To ensure that Member States do not get round the rules by exporting their waste to non-EU countries with lower environmental standards, Parliament inserted a clause into the legislation stipulating that packaging waste exported from the EU can only count towards targets if the exporter can prove that the recovery or recycling operation used meets conditions broadly equivalent to those prescribed by EU law.
Prevention - or the 'greening' of packaging producers
Another of Parliament's achievements was to ensure that the revision of the Packaging Directive also maintained the focus on prevention which was one of the major planks of the 1994 legislation - rather than just setting new recycling targets as the Commission had originally envisaged. As a result of prompting from Parliament, producers will have to take greater responsibility for minimising the environmental impact of their packaging.
MEPs also insisted that the Commission should report by June 2005 on the impact of the directive. The report must look at ways of making packaging waste prevention simpler and more effective and also compare the costs and benefits of re-use versus recycling.
But what counts as packaging?
There have been differing interpretations of the 1994 directive in the various Member States, especially over definitions of packaging. The revised legislation therefore makes a clearer distinction between 'packaging' and 'non-packaging', and lists examples. Sweet boxes and film overwrap around a CD case are regarded as packaging, whereas toolboxes, teabags, wax layers around cheese, sausage skins and flower pots 'intended to stay with the plant throughout its life' are not. MEPs secured a commitment that the list of examples would be reviewed by the Commission, with priority being given to the classification of items such as CD and video cases, flower pots, toilet rolls, sticky labels and wrapping paper. This would give greater clarity in future to the industries concerned.

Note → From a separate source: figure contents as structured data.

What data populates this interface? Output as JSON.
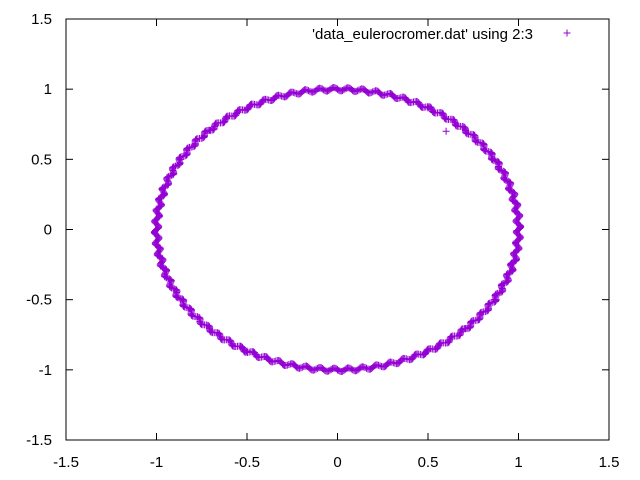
{
  "chart_data": {
    "type": "scatter",
    "title": "",
    "xlabel": "",
    "ylabel": "",
    "xlim": [
      -1.5,
      1.5
    ],
    "ylim": [
      -1.5,
      1.5
    ],
    "xticks": [
      -1.5,
      -1,
      -0.5,
      0,
      0.5,
      1,
      1.5
    ],
    "yticks": [
      -1.5,
      -1,
      -0.5,
      0,
      0.5,
      1,
      1.5
    ],
    "xtick_labels": [
      "-1.5",
      "-1",
      "-0.5",
      "0",
      "0.5",
      "1",
      "1.5"
    ],
    "ytick_labels": [
      "-1.5",
      "-1",
      "-0.5",
      "0",
      "0.5",
      "1",
      "1.5"
    ],
    "grid": false,
    "legend_position": "top-right",
    "marker": "+",
    "series": [
      {
        "name": "'data_eulerocromer.dat' using 2:3",
        "color": "#9400d3",
        "marker": "+",
        "shape": "closed orbit, approximately x = cos(t), y = sin(t), radius 1.0 ± 0.015",
        "points": [
          [
            1.0,
            0.0
          ],
          [
            0.866,
            0.5
          ],
          [
            0.707,
            0.707
          ],
          [
            0.5,
            0.866
          ],
          [
            0.0,
            1.0
          ],
          [
            -0.5,
            0.866
          ],
          [
            -0.707,
            0.707
          ],
          [
            -0.866,
            0.5
          ],
          [
            -1.0,
            0.0
          ],
          [
            -0.866,
            -0.5
          ],
          [
            -0.707,
            -0.707
          ],
          [
            -0.5,
            -0.866
          ],
          [
            0.0,
            -1.0
          ],
          [
            0.5,
            -0.866
          ],
          [
            0.707,
            -0.707
          ],
          [
            0.866,
            -0.5
          ]
        ]
      }
    ]
  }
}
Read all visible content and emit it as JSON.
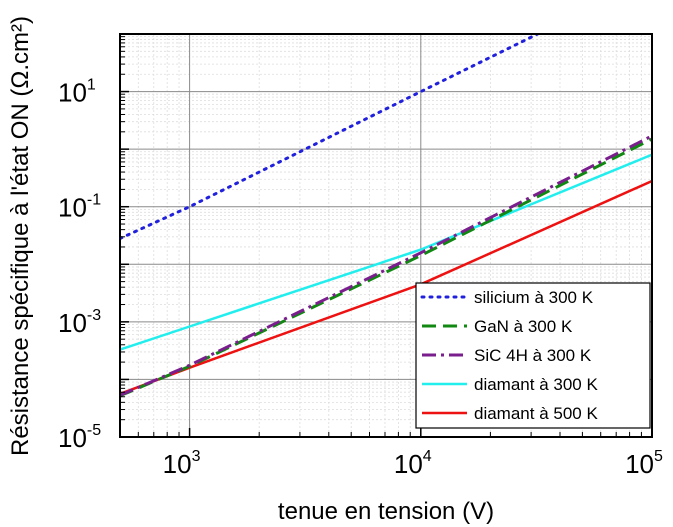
{
  "chart_data": {
    "type": "line",
    "title": "",
    "xlabel": "tenue en tension (V)",
    "ylabel": "Résistance spécifique à l'état ON (Ω.cm²)",
    "xscale": "log",
    "yscale": "log",
    "xlim": [
      500,
      100000
    ],
    "ylim": [
      1e-05,
      100
    ],
    "grid": true,
    "legend_position": "bottom-right",
    "x_ticks": [
      {
        "base": "10",
        "exp": "3",
        "value": 1000
      },
      {
        "base": "10",
        "exp": "4",
        "value": 10000
      },
      {
        "base": "10",
        "exp": "5",
        "value": 100000
      }
    ],
    "y_ticks": [
      {
        "base": "10",
        "exp": "-5",
        "value": 1e-05
      },
      {
        "base": "10",
        "exp": "-3",
        "value": 0.001
      },
      {
        "base": "10",
        "exp": "-1",
        "value": 0.1
      },
      {
        "base": "10",
        "exp": "1",
        "value": 10
      }
    ],
    "series": [
      {
        "name": "silicium à 300 K",
        "color": "#2020dd",
        "style": "dotted",
        "x": [
          500,
          1000,
          10000,
          32000
        ],
        "y": [
          0.028,
          0.1,
          10,
          100
        ]
      },
      {
        "name": "GaN à 300 K",
        "color": "#118811",
        "style": "dashed",
        "x": [
          500,
          1000,
          10000,
          100000
        ],
        "y": [
          5.2e-05,
          0.000169,
          0.0142,
          1.5
        ]
      },
      {
        "name": "SiC 4H à 300 K",
        "color": "#7a1e8e",
        "style": "dashdot",
        "x": [
          500,
          1000,
          10000,
          100000
        ],
        "y": [
          5.3e-05,
          0.000176,
          0.0158,
          1.7
        ]
      },
      {
        "name": "diamant à 300 K",
        "color": "#22eeee",
        "style": "solid",
        "x": [
          500,
          1000,
          10000,
          100000
        ],
        "y": [
          0.00033,
          0.00083,
          0.018,
          0.8
        ]
      },
      {
        "name": "diamant à 500 K",
        "color": "#ee1111",
        "style": "solid",
        "x": [
          500,
          1000,
          10000,
          100000
        ],
        "y": [
          5.6e-05,
          0.00016,
          0.0045,
          0.28
        ]
      }
    ]
  }
}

The new legislation allows a degree of flexibility over recovery and recycling target dates, as some Member States would have difficulty in meeting the targets in the short term. Greece, with its many islands, Ireland, with its rural and mountain areas, and Portugal, where packaging consumption is very low, have all been granted an extension of the 2008 deadlines for recovery and recycling until the end of 2011.
Lastly, it was agreed as a result of pressure from Parliament that the new Member States should be granted extensions to the target dates on the basis of requests they have already lodged: 2012 for Cyprus, the Czech Republic, Estonia, Hungary, Lithuania, Slovakia and Slovenia; 2013 for Malta; 2014 for Poland and 2015 for Latvia.